The U.S. Supreme Court in a historic and profound ruling has upheld the civil right of same-sex couples to get married. In a 5-to-4 decision, the Court ruled today that the Fourteenth Amendment of the U.S. Constitution requires all states to issue marriage licenses to same-sex couples. In addition, the Court ruled that states must recognize legal same-sex marriages performed in other states.

Only a few years ago, it would have been impossible to believe that this monumental moment would occur today.

How could it be that the U.S. Supreme Court, which as recently as 1986 shamefully upheld the reactionary sodomy laws of the state of Georgia (Bowers v. Hardwick), would now echo the demands of a movement that rose up at Stonewall and in other urban centers in the late 1960s? Beyond Stonewall, the modern LGBTQ movement would grow in strength into an unstoppable force that would eventually encompass millions of people in the fight for civil rights and full equality.

This huge victory reflects the growing support for LGBTQ equality that has shifted dramatically over the past few years.
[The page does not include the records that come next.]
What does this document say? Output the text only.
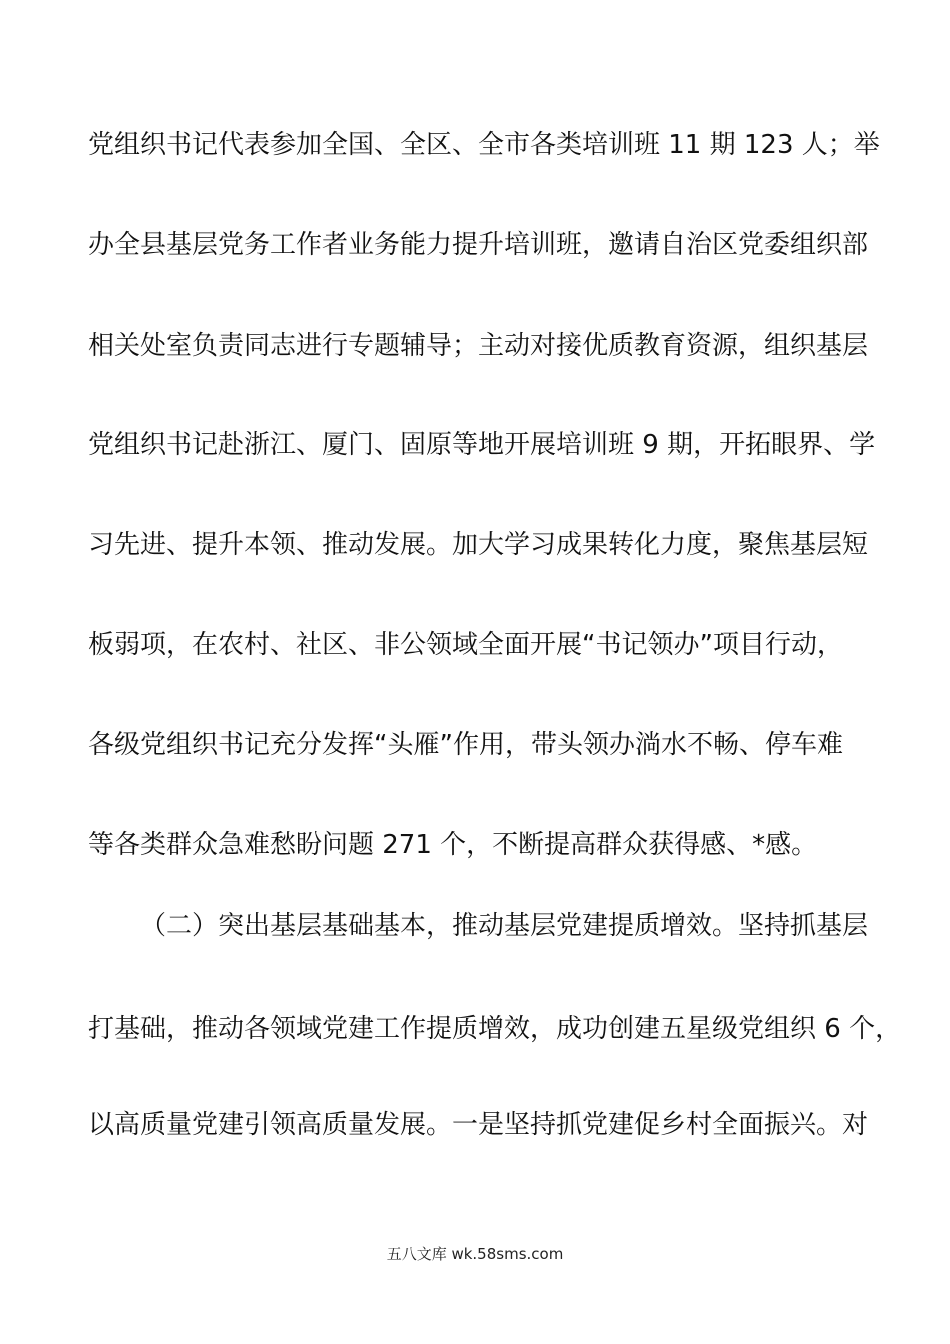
党组织书记代表参加全国、全区、全市各类培训班 11 期 123 人；举
办全县基层党务工作者业务能力提升培训班，邀请自治区党委组织部
相关处室负责同志进行专题辅导；主动对接优质教育资源，组织基层
党组织书记赴浙江、厦门、固原等地开展培训班 9 期，开拓眼界、学
习先进、提升本领、推动发展。加大学习成果转化力度，聚焦基层短
板弱项，在农村、社区、非公领域全面开展“书记领办”项目行动，
各级党组织书记充分发挥“头雁”作用，带头领办淌水不畅、停车难
等各类群众急难愁盼问题 271 个，不断提高群众获得感、*感。
（二）突出基层基础基本，推动基层党建提质增效。坚持抓基层
打基础，推动各领域党建工作提质增效，成功创建五星级党组织 6 个，
以高质量党建引领高质量发展。一是坚持抓党建促乡村全面振兴。对
五八文库 wk.58sms.com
After the hateful Proposition 8, the ballot measure aimed at banning same-sex marriage in California, was narrowly approved by the voters in 2008 (eventually overturned in the courts), an already strong LGBTQ movement intensified in the face of full-blown anti-gay bigotry spewed out by the right wing. As the movement continued to surge, public opinion began shifting away from bigotry in favor of LGBTQ rights.

The real legacy leading to this ruling

But the real legacy leading to this court ruling goes back much further than Prop. 8. It goes back all the way to the pioneers of the movement before Stonewall, and the explosion of the modern LGBTQ movement across the country after Stonewall.
There should be no misconception that the Supreme Court and/or the current bourgeois politicians who now claim to support LGBTQ are the ones to be remembered or honored for their actions on this issue. All movements fighting for civil rights and economic justice should see how a movement against centuries of persecution and violence could win such a victory, through resistance and independent struggle.

The LGBTQ movement, massive, vocal, independent and militant, and its growing unity with other struggles, such as women’s rights, voting rights, union rights and the fight against racism and war, is why everything changed and the tables were turned against the anti-bigots hiding behind the cover of religious concerns.

The newly won right to marry, a civil right, will provide opportunities in all areas of progressive struggle against the status quo. As a movement that was built in the streets with protests and mass action, when initially not one bourgeois politician would speak out in favor of simple equality, this victory can bring confidence and renewed energy for all those fighting for justice.

Idea we live in a post anti-gay world is false

The premise already being floated by politicians and others that we now live in a post anti-gay world is false. Discrimination and violence against LGBTQ people are rampant, especially among poor and oppressed working-class LGBTQ youth and elders, trans people and people of color. Such a false idea, that it’s over and done with, is just as absurd as the claim that we now live in a post-racism world. Every day, Black and Latino people are being targeted by the police and right-wing terrorists in shocking numbers. A united fight-back must and will continue to grow.

Recently, Jennicet Gutierrez, a brave undocumented trans woman from Mexico, confronted the now “pro-gay” President Obama at a White House meeting about the gains of the LGBTQ movement. She courageously spoke out about the extreme persecution of undocumented trans women in U.S. immigration detention centers.

“When he [President Obama] started getting into the speech.” she said, “and saying how much progress the LGBTQ community is making, I just couldn’t resist but to think about my conversations with my trans sisters who have been released from detention centers, and the abuse that they’re facing and seeing their faces with so much pain and agony.

“I firmly believe that it was the right thing to do,” Gutiérrez says of speaking out at the White House. “I gave a voice to those people who are suffering and I gave a voice to those who are no longer with us.”

This and countless other issues involving discrimination and violence against trans people, as well as all LGBTQ people, show the need for continued struggle. The new ruling provides a historic and important milestone in the ongoing fight for equality for all.

The lesson of this great victory is clear. Judges don’t change history. Nor do capitalist politicians. They only reflect the truth created by the demands of street-based mass struggle. It’s the people, organized and united, that change history. The time is now to keep up the fight.